In the 1990s the publisher of ABC was Editorial Espanola. The paper later moved from its historic landmark offices in Madrid by Paseo de la Castellana, which are now a shopping mall. The paper is part of Grupo Vocento, which also owns El Correo Español, El Diario Vasco, La Verdad and Las Provincias, among the others.
In the late 1970s and 1980s ABC had close connections with first Popular Alliance and later Popular Party.
On 25 September 2009, ABC made its complete archives, dating back to 1903, available online, giving modern readers a chance to see contemporaneous news about the Spanish Civil War or Francisco Franco's death.
ABC publishes in compact-sized stapled sheets, noticeably smaller than the loose tabloid format favoured by most Spanish dailies, including El País and El Mundo. Its cover distinctively features a full-size picture.
ABC is known for generally supporting conservative political views and defending the Spanish monarchy. The paper has also a right-wing stance. Its director since 1983, Luis María Ansón, left the paper in 1997 to found another daily, La Razón, which initially catered to even more conservative readers.
Historically, it was noted in its heavy use of photography, and the front page is typically a large photo taking up to one third of the area. Recently, it has been recognized for its coverage of Spanish culture and arts.
In February 1970 ABC had a circulation of 212,536 copies.

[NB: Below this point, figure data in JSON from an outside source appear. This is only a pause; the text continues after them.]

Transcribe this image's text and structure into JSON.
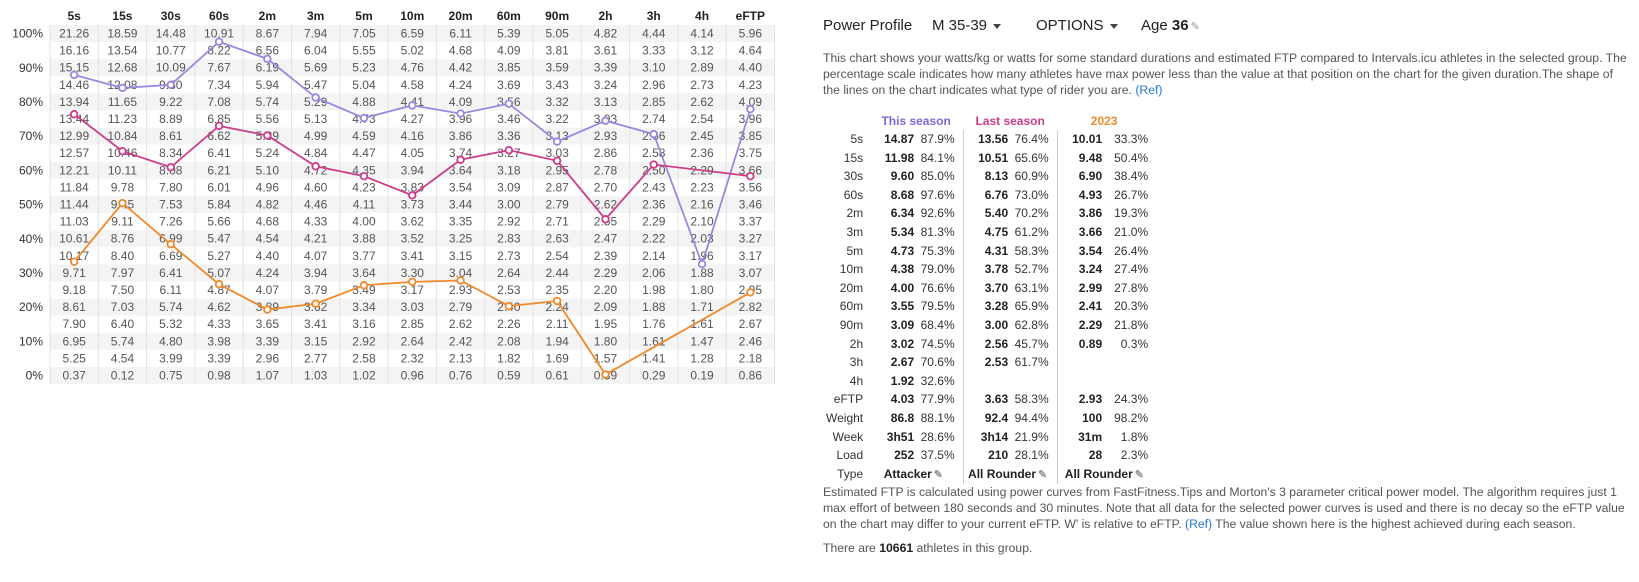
{
  "chart_data": {
    "type": "table",
    "columns": [
      "5s",
      "15s",
      "30s",
      "60s",
      "2m",
      "3m",
      "5m",
      "10m",
      "20m",
      "60m",
      "90m",
      "2h",
      "3h",
      "4h",
      "eFTP"
    ],
    "row_labels": [
      "100%",
      "90%",
      "80%",
      "70%",
      "60%",
      "50%",
      "40%",
      "30%",
      "20%",
      "10%",
      "0%"
    ],
    "rows": [
      [
        "21.26",
        "18.59",
        "14.48",
        "10.91",
        "8.67",
        "7.94",
        "7.05",
        "6.59",
        "6.11",
        "5.39",
        "5.05",
        "4.82",
        "4.44",
        "4.14",
        "5.96"
      ],
      [
        "16.16",
        "13.54",
        "10.77",
        "8.22",
        "6.56",
        "6.04",
        "5.55",
        "5.02",
        "4.68",
        "4.09",
        "3.81",
        "3.61",
        "3.33",
        "3.12",
        "4.64"
      ],
      [
        "15.15",
        "12.68",
        "10.09",
        "7.67",
        "6.19",
        "5.69",
        "5.23",
        "4.76",
        "4.42",
        "3.85",
        "3.59",
        "3.39",
        "3.10",
        "2.89",
        "4.40"
      ],
      [
        "14.46",
        "12.08",
        "9.60",
        "7.34",
        "5.94",
        "5.47",
        "5.04",
        "4.58",
        "4.24",
        "3.69",
        "3.43",
        "3.24",
        "2.96",
        "2.73",
        "4.23"
      ],
      [
        "13.94",
        "11.65",
        "9.22",
        "7.08",
        "5.74",
        "5.29",
        "4.88",
        "4.41",
        "4.09",
        "3.56",
        "3.32",
        "3.13",
        "2.85",
        "2.62",
        "4.09"
      ],
      [
        "13.44",
        "11.23",
        "8.89",
        "6.85",
        "5.56",
        "5.13",
        "4.73",
        "4.27",
        "3.96",
        "3.46",
        "3.22",
        "3.03",
        "2.74",
        "2.54",
        "3.96"
      ],
      [
        "12.99",
        "10.84",
        "8.61",
        "6.62",
        "5.39",
        "4.99",
        "4.59",
        "4.16",
        "3.86",
        "3.36",
        "3.13",
        "2.93",
        "2.66",
        "2.45",
        "3.85"
      ],
      [
        "12.57",
        "10.46",
        "8.34",
        "6.41",
        "5.24",
        "4.84",
        "4.47",
        "4.05",
        "3.74",
        "3.27",
        "3.03",
        "2.86",
        "2.58",
        "2.36",
        "3.75"
      ],
      [
        "12.21",
        "10.11",
        "8.08",
        "6.21",
        "5.10",
        "4.72",
        "4.35",
        "3.94",
        "3.64",
        "3.18",
        "2.95",
        "2.78",
        "2.50",
        "2.29",
        "3.66"
      ],
      [
        "11.84",
        "9.78",
        "7.80",
        "6.01",
        "4.96",
        "4.60",
        "4.23",
        "3.83",
        "3.54",
        "3.09",
        "2.87",
        "2.70",
        "2.43",
        "2.23",
        "3.56"
      ],
      [
        "11.44",
        "9.45",
        "7.53",
        "5.84",
        "4.82",
        "4.46",
        "4.11",
        "3.73",
        "3.44",
        "3.00",
        "2.79",
        "2.62",
        "2.36",
        "2.16",
        "3.46"
      ],
      [
        "11.03",
        "9.11",
        "7.26",
        "5.66",
        "4.68",
        "4.33",
        "4.00",
        "3.62",
        "3.35",
        "2.92",
        "2.71",
        "2.55",
        "2.29",
        "2.10",
        "3.37"
      ],
      [
        "10.61",
        "8.76",
        "6.99",
        "5.47",
        "4.54",
        "4.21",
        "3.88",
        "3.52",
        "3.25",
        "2.83",
        "2.63",
        "2.47",
        "2.22",
        "2.03",
        "3.27"
      ],
      [
        "10.17",
        "8.40",
        "6.69",
        "5.27",
        "4.40",
        "4.07",
        "3.77",
        "3.41",
        "3.15",
        "2.73",
        "2.54",
        "2.39",
        "2.14",
        "1.96",
        "3.17"
      ],
      [
        "9.71",
        "7.97",
        "6.41",
        "5.07",
        "4.24",
        "3.94",
        "3.64",
        "3.30",
        "3.04",
        "2.64",
        "2.44",
        "2.29",
        "2.06",
        "1.88",
        "3.07"
      ],
      [
        "9.18",
        "7.50",
        "6.11",
        "4.87",
        "4.07",
        "3.79",
        "3.49",
        "3.17",
        "2.93",
        "2.53",
        "2.35",
        "2.20",
        "1.98",
        "1.80",
        "2.95"
      ],
      [
        "8.61",
        "7.03",
        "5.74",
        "4.62",
        "3.89",
        "3.62",
        "3.34",
        "3.03",
        "2.79",
        "2.40",
        "2.24",
        "2.09",
        "1.88",
        "1.71",
        "2.82"
      ],
      [
        "7.90",
        "6.40",
        "5.32",
        "4.33",
        "3.65",
        "3.41",
        "3.16",
        "2.85",
        "2.62",
        "2.26",
        "2.11",
        "1.95",
        "1.76",
        "1.61",
        "2.67"
      ],
      [
        "6.95",
        "5.74",
        "4.80",
        "3.98",
        "3.39",
        "3.15",
        "2.92",
        "2.64",
        "2.42",
        "2.08",
        "1.94",
        "1.80",
        "1.61",
        "1.47",
        "2.46"
      ],
      [
        "5.25",
        "4.54",
        "3.99",
        "3.39",
        "2.96",
        "2.77",
        "2.58",
        "2.32",
        "2.13",
        "1.82",
        "1.69",
        "1.57",
        "1.41",
        "1.28",
        "2.18"
      ],
      [
        "0.37",
        "0.12",
        "0.75",
        "0.98",
        "1.07",
        "1.03",
        "1.02",
        "0.96",
        "0.76",
        "0.59",
        "0.61",
        "0.39",
        "0.29",
        "0.19",
        "0.86"
      ]
    ],
    "ylim": [
      0,
      100
    ],
    "series": [
      {
        "color": "#9b86e0",
        "values": [
          87.9,
          84.1,
          85.0,
          97.6,
          92.6,
          81.3,
          75.3,
          79.0,
          76.6,
          79.5,
          68.4,
          74.5,
          70.6,
          32.6,
          77.9
        ]
      },
      {
        "color": "#cc3d8a",
        "values": [
          76.4,
          65.6,
          60.9,
          73.0,
          70.2,
          61.2,
          58.3,
          52.7,
          63.1,
          65.9,
          62.8,
          45.7,
          61.7,
          null,
          58.3
        ]
      },
      {
        "color": "#f08a2c",
        "values": [
          33.3,
          50.4,
          38.4,
          26.7,
          19.3,
          21.0,
          26.4,
          27.4,
          27.8,
          20.3,
          21.8,
          0.3,
          null,
          null,
          24.3
        ]
      }
    ]
  },
  "header": {
    "title": "Power Profile",
    "group": "M 35-39",
    "options": "OPTIONS",
    "age_label": "Age",
    "age_value": "36"
  },
  "description": "This chart shows your watts/kg or watts for some standard durations and estimated FTP compared to Intervals.icu athletes in the selected group. The percentage scale indicates how many athletes have max power less than the value at that position on the chart for the given duration.The shape of the lines on the chart indicates what type of rider you are.",
  "ref_label": "(Ref)",
  "stats": {
    "headers": [
      "This season",
      "Last season",
      "2023"
    ],
    "header_colors": [
      "#7d68d8",
      "#cc3d8a",
      "#f08a2c"
    ],
    "rows": [
      {
        "label": "5s",
        "c": [
          [
            "14.87",
            "87.9%"
          ],
          [
            "13.56",
            "76.4%"
          ],
          [
            "10.01",
            "33.3%"
          ]
        ]
      },
      {
        "label": "15s",
        "c": [
          [
            "11.98",
            "84.1%"
          ],
          [
            "10.51",
            "65.6%"
          ],
          [
            "9.48",
            "50.4%"
          ]
        ]
      },
      {
        "label": "30s",
        "c": [
          [
            "9.60",
            "85.0%"
          ],
          [
            "8.13",
            "60.9%"
          ],
          [
            "6.90",
            "38.4%"
          ]
        ]
      },
      {
        "label": "60s",
        "c": [
          [
            "8.68",
            "97.6%"
          ],
          [
            "6.76",
            "73.0%"
          ],
          [
            "4.93",
            "26.7%"
          ]
        ]
      },
      {
        "label": "2m",
        "c": [
          [
            "6.34",
            "92.6%"
          ],
          [
            "5.40",
            "70.2%"
          ],
          [
            "3.86",
            "19.3%"
          ]
        ]
      },
      {
        "label": "3m",
        "c": [
          [
            "5.34",
            "81.3%"
          ],
          [
            "4.75",
            "61.2%"
          ],
          [
            "3.66",
            "21.0%"
          ]
        ]
      },
      {
        "label": "5m",
        "c": [
          [
            "4.73",
            "75.3%"
          ],
          [
            "4.31",
            "58.3%"
          ],
          [
            "3.54",
            "26.4%"
          ]
        ]
      },
      {
        "label": "10m",
        "c": [
          [
            "4.38",
            "79.0%"
          ],
          [
            "3.78",
            "52.7%"
          ],
          [
            "3.24",
            "27.4%"
          ]
        ]
      },
      {
        "label": "20m",
        "c": [
          [
            "4.00",
            "76.6%"
          ],
          [
            "3.70",
            "63.1%"
          ],
          [
            "2.99",
            "27.8%"
          ]
        ]
      },
      {
        "label": "60m",
        "c": [
          [
            "3.55",
            "79.5%"
          ],
          [
            "3.28",
            "65.9%"
          ],
          [
            "2.41",
            "20.3%"
          ]
        ]
      },
      {
        "label": "90m",
        "c": [
          [
            "3.09",
            "68.4%"
          ],
          [
            "3.00",
            "62.8%"
          ],
          [
            "2.29",
            "21.8%"
          ]
        ]
      },
      {
        "label": "2h",
        "c": [
          [
            "3.02",
            "74.5%"
          ],
          [
            "2.56",
            "45.7%"
          ],
          [
            "0.89",
            "0.3%"
          ]
        ]
      },
      {
        "label": "3h",
        "c": [
          [
            "2.67",
            "70.6%"
          ],
          [
            "2.53",
            "61.7%"
          ],
          [
            "",
            ""
          ]
        ]
      },
      {
        "label": "4h",
        "c": [
          [
            "1.92",
            "32.6%"
          ],
          [
            "",
            ""
          ],
          [
            "",
            ""
          ]
        ]
      },
      {
        "label": "eFTP",
        "c": [
          [
            "4.03",
            "77.9%"
          ],
          [
            "3.63",
            "58.3%"
          ],
          [
            "2.93",
            "24.3%"
          ]
        ]
      },
      {
        "label": "Weight",
        "c": [
          [
            "86.8",
            "88.1%"
          ],
          [
            "92.4",
            "94.4%"
          ],
          [
            "100",
            "98.2%"
          ]
        ]
      },
      {
        "label": "Week",
        "c": [
          [
            "3h51",
            "28.6%"
          ],
          [
            "3h14",
            "21.9%"
          ],
          [
            "31m",
            "1.8%"
          ]
        ]
      },
      {
        "label": "Load",
        "c": [
          [
            "252",
            "37.5%"
          ],
          [
            "210",
            "28.1%"
          ],
          [
            "28",
            "2.3%"
          ]
        ]
      }
    ],
    "type_label": "Type",
    "types": [
      "Attacker",
      "All Rounder",
      "All Rounder"
    ]
  },
  "eftp_note": "Estimated FTP is calculated using power curves from FastFitness.Tips and Morton's 3 parameter critical power model. The algorithm requires just 1 max effort of between 180 seconds and 30 minutes. Note that all data for the selected power curves is used and there is no decay so the eFTP value on the chart may differ to your current eFTP. W' is relative to eFTP.",
  "eftp_note_tail": "The value shown here is the highest achieved during each season.",
  "athletes": {
    "prefix": "There are",
    "count": "10661",
    "suffix": "athletes in this group."
  }
}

It was 178,979 copies in February 1975, 171,382 copies in 1976, 145,162 copies in 1977 and 126,952 copies in 1978. The circulation of the paper was 135,380 copies in February 1980.
The 1993 circulation of ABC was 334,317 copies, making it the second best selling newspaper in Spain. In 1994 it was again the second best selling newspaper in the country with a circulation of 321,571 copies. In the period of 1995–1996 the paper had a circulation of 321,573 copies, making again it the second best-selling paper in the country.
The circulation of ABC was 292,000 copies in 2001 and 262,874 copies in 2002. The paper had a circulation of 263,000 copies in 2003, being the fourth best-selling newspaper in the country. Based on the findings of the European Business Readership Survey ABC had 5,685 readers per issue in 2006. Between June 2006 and July 2007 the daily had a circulation of 230,422 copies. The 2008 circulation of the paper was 228,258 copies. It was 243,154 copies between July 2010 and June 2011.